Kocijanciq: Tout le monde demande la suppression des impôts, pas d'autre moyen que de reprendre le dialogue

Pristina et Belgrade doivent retourner à la table de dialogue dès que possible et parvenir à un accord juridique global, c'est-à-dire la normalisation complète des relations entre les deux pays. Maja Kocijancic a donc déclaré, ajoutant que la principale représentante de l'Union européenne, Federica Moghrini, veut sûrement que les deux pays [...]
“Pristina et Belgrade doivent retourner à la table de dialogue et aller de l'avant avec un accord juridique global, qui normaliserait pleinement leurs relations. Ce serait le meilleur moyen de faire en sorte que l'ensemble de la région bénéficie de cette réconciliation, ce qui reviendrait à tirer profit de l'intégration régionale et du développement économique de la région”, a déclaré Kocijancic.
La porte-parole de Kocijacic, dans une réponse à Koha.net, a une fois de plus déclaré que l'UE, avec tous les États membres et les États-Unis, appelait le gouvernement du Kosovo à suspendre la taxe et à reprendre le dialogue.
Il n'y a pas d'autre option pour relancer rapidement le dialogue entre les parties. La taxe n'est pas seulement la raison pour bloquer le dialogue, mais aussi la raison de l'impasse vers le Kosovo. La route européenne, a-t-elle ajouté.
Elle a également ajouté que la Serbie devrait également assumer sa part, y compris ses relations internationales, pour ouvrir la voie à un dialogue favorable.
Je me souviens une fois de plus, comme Moghrin l'a dit, que le résultat du processus de normalisation des relations entre le Kosovo et la Serbie est urgent, car la situation actuelle non seulement favorise l'instabilité, mais signifie aussi la perte. Cela signifie perdre des investissements étrangers pour les deux pays. La croissance économique dépend de la confiance des investisseurs, de l'avenir, de la confiance dans les relations de bon voisinage, de la confiance dans les pouvoirs publics en se concentrant sur le climat des affaires et en tournant la page de l'héritage du passé”, a déclaré Koha.net.

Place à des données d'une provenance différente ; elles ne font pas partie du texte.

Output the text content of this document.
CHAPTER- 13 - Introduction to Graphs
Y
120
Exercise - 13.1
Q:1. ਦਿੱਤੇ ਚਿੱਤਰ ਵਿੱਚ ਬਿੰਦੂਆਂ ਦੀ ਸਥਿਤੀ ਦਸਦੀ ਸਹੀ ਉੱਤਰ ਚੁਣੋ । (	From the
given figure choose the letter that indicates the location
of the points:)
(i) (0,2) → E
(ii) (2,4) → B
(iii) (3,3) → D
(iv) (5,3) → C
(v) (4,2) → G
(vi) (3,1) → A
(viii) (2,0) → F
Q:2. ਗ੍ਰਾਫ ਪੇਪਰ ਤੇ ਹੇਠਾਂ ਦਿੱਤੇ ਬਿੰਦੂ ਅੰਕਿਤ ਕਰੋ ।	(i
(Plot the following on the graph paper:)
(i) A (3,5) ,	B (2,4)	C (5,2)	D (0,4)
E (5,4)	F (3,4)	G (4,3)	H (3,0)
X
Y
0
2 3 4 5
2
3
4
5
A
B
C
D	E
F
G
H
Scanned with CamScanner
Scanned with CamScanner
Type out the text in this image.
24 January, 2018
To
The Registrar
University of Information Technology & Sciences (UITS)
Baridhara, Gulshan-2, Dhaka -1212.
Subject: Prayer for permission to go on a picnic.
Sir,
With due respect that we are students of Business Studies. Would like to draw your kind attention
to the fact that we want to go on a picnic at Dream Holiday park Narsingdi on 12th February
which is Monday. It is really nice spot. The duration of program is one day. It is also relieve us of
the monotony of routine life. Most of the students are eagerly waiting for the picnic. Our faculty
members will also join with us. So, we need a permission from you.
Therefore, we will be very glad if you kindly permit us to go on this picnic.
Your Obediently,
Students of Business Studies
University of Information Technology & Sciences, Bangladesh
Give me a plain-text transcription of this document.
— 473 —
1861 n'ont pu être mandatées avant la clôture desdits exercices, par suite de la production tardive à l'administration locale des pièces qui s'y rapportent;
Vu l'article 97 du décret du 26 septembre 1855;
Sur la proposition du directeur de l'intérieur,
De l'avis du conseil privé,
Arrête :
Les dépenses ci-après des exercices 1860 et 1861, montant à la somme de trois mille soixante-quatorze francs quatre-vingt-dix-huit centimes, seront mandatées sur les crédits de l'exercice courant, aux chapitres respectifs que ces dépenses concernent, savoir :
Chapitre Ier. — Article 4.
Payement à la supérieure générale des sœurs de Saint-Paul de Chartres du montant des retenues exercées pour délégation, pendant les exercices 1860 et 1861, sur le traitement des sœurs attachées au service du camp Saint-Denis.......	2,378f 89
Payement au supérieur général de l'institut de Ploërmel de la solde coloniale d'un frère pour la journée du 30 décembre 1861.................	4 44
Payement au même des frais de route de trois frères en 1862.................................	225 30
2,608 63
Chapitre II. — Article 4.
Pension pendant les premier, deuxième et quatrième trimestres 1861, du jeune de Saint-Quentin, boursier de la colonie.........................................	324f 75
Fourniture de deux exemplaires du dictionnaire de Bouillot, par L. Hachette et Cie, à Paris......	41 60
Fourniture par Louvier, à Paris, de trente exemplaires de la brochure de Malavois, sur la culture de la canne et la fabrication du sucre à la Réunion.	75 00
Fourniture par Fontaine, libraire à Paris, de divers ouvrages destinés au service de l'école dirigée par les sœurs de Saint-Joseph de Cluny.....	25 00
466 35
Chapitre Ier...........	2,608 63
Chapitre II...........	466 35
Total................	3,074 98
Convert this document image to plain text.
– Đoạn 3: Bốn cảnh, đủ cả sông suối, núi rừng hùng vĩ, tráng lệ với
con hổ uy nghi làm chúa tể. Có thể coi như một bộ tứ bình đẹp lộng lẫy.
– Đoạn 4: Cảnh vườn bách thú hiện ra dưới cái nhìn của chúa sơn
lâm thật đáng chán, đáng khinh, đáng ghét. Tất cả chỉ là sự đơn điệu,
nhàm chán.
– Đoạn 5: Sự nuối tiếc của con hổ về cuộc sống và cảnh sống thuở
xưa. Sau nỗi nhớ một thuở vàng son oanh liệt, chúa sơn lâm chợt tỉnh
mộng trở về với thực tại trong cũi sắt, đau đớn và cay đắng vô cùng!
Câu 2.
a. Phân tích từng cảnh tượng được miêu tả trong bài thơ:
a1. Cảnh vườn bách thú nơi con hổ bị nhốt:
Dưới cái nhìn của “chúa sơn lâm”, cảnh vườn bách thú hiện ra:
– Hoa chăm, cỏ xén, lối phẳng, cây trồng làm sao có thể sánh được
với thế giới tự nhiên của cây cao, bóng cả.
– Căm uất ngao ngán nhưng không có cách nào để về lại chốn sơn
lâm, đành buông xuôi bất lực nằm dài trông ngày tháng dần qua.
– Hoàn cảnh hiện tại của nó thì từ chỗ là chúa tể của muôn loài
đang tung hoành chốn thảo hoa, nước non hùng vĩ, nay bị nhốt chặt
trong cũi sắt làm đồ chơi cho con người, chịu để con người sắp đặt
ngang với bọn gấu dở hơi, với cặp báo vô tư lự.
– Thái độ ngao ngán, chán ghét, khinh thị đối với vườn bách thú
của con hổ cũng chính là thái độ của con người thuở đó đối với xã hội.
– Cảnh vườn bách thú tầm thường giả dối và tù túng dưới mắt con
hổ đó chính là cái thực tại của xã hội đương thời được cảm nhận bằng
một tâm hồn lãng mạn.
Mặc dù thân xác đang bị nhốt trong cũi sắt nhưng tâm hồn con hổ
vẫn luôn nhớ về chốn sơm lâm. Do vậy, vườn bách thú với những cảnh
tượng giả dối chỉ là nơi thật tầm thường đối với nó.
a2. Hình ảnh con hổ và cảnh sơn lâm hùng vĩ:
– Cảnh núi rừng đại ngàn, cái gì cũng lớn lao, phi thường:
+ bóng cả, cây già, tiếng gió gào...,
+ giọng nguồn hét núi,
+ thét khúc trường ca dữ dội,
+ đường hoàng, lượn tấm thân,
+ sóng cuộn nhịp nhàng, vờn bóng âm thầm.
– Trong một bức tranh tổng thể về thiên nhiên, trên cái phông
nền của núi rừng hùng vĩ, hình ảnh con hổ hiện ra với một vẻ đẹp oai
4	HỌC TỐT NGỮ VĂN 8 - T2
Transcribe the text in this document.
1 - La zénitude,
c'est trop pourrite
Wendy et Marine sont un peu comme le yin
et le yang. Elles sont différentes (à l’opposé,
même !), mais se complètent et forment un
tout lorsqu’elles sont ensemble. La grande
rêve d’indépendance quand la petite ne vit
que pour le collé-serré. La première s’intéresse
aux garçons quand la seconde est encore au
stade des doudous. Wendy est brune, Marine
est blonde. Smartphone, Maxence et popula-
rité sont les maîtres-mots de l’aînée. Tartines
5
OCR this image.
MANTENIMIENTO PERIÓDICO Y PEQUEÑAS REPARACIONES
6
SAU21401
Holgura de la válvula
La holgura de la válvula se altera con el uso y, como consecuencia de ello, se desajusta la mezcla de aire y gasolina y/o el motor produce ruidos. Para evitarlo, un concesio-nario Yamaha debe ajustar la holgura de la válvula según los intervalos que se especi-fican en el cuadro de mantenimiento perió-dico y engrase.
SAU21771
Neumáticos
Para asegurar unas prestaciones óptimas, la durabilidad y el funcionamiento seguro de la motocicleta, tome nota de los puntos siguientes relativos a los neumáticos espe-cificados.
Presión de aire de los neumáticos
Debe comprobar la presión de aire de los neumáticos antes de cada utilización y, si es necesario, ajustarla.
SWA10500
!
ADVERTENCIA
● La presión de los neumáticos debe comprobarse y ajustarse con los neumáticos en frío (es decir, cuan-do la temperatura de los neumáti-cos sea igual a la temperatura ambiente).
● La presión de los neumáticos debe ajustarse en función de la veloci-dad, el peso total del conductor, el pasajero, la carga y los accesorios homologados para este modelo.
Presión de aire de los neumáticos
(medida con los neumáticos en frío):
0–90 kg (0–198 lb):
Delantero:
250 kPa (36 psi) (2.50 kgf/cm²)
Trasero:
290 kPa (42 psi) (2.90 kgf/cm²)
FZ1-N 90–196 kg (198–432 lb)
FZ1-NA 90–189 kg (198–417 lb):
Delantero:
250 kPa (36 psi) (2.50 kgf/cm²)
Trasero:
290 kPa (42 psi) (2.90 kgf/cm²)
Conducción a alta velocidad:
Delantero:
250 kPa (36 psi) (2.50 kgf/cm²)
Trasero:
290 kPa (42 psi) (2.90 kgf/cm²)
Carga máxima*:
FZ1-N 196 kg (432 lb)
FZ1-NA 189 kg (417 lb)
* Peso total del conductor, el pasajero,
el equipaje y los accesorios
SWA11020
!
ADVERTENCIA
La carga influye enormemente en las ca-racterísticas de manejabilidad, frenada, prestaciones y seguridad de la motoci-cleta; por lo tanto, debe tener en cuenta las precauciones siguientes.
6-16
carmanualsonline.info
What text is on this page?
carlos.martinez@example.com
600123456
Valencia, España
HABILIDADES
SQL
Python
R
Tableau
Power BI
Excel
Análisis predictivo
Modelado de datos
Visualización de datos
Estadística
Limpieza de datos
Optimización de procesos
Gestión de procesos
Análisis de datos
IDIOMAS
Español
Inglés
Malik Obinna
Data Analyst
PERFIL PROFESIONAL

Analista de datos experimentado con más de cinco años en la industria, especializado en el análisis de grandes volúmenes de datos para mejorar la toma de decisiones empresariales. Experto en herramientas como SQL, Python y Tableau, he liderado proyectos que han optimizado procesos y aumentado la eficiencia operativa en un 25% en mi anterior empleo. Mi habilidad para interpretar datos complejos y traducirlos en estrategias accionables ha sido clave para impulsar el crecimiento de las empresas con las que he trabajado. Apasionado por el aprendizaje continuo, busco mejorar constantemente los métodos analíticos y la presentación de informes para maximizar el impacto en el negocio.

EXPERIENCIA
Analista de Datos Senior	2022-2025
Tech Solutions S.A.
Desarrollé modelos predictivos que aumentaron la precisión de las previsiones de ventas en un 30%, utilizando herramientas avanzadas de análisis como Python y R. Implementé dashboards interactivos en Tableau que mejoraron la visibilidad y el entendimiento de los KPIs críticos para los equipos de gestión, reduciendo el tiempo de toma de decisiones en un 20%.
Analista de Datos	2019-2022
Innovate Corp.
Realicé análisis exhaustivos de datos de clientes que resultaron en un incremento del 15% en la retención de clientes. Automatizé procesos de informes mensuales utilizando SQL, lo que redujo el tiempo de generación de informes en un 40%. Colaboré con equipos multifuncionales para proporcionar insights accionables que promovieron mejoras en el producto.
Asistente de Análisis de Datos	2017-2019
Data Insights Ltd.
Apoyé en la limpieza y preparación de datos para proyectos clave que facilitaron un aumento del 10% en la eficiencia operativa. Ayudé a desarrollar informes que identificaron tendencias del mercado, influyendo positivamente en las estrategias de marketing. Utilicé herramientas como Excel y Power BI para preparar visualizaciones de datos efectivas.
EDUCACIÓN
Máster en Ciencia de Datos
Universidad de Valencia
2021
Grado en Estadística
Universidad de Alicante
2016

Interrogé également sur la position de Mogherin à l'égard du sommet de Paris, qui devrait se tenir en juillet, mais qui est perplexe à propos des résultats, Kocijancic a déclaré que la réunion à Berlin, et à Paris, pourrait être des réunions qui offrent de bonnes opportunités pour la région et qui, en fait, sont également dans l'intérêt de l'Union européenne.
“Nous nous félicitons des engagements pris, notamment en faveur du dialogue facilité par l'UE. Avec le dialogue facilité par l'UE, Belgrade et Pristina ont décidé de mettre de côté leurs divergences et de rechercher des solutions durables”, a déclaré Kocijancic, ne pas commenter davantage la prochaine réunion du sommet de Paris.
Nous nous souvenons que le Kosovo a commencé à préparer le sommet de Paris, qui s'est tenu le 1er juillet, comme suite au sommet de Berlin. Cette fois, le thème sera le dialogue Kosovo-Serbie, où des efforts sont déployés pour parvenir à un accord final entre les deux pays. Bien qu'il n'y ait toujours pas de projet d'accord éventuel, même à Pristina et Belgrade sont sceptiques, si la réunion de Paris pouvait aboutir à un accord, parce que les parties ont des positions diamétralement opposées.
Lors de la réunion de Paris du 1er juillet, le président français Emmanuel Macron et la chancelière allemande Angela Merkel sont en charge.
Le président du Kosovo Hashim Thaci, le premier ministre Ramush Haradinaj, le président en chef du Parlement Kadri Veselini, le ministre des Affaires étrangères Behgjet Pacolli, l'équipe de négociateurs avec Shpend Ahmeti et Fatmir Limaj, et le président serbe Aleksandar Vuciq avec son équipe participeront.
Il y a quelques jours, le Gouvernement du Kosovo a déclaré que le Sommet de Paris pouvait également échouer, mais pas à cause du Kosovo, mais depuis que la Serbie a conditionné la poursuite du dialogue avec la suppression de la taxe, bien qu'il ait dit que le Kosovo était plus que prêt pour cette réunion.
D'autre part, aujourd'hui, le président serbe, Aleksandar Vuciq, blâmé du côté albanais, a ajouté que “est sûr 99 pour cent qu'il n'y aura pas de Sam à Paris”.
Je peux dire avec certitude qu'il n'y aura pas de sommet de Paris, puisque je pense que les Albanais ne veulent pas parler de quelque chose d'important”, a dit Vuciq, a diffusé Koha.net.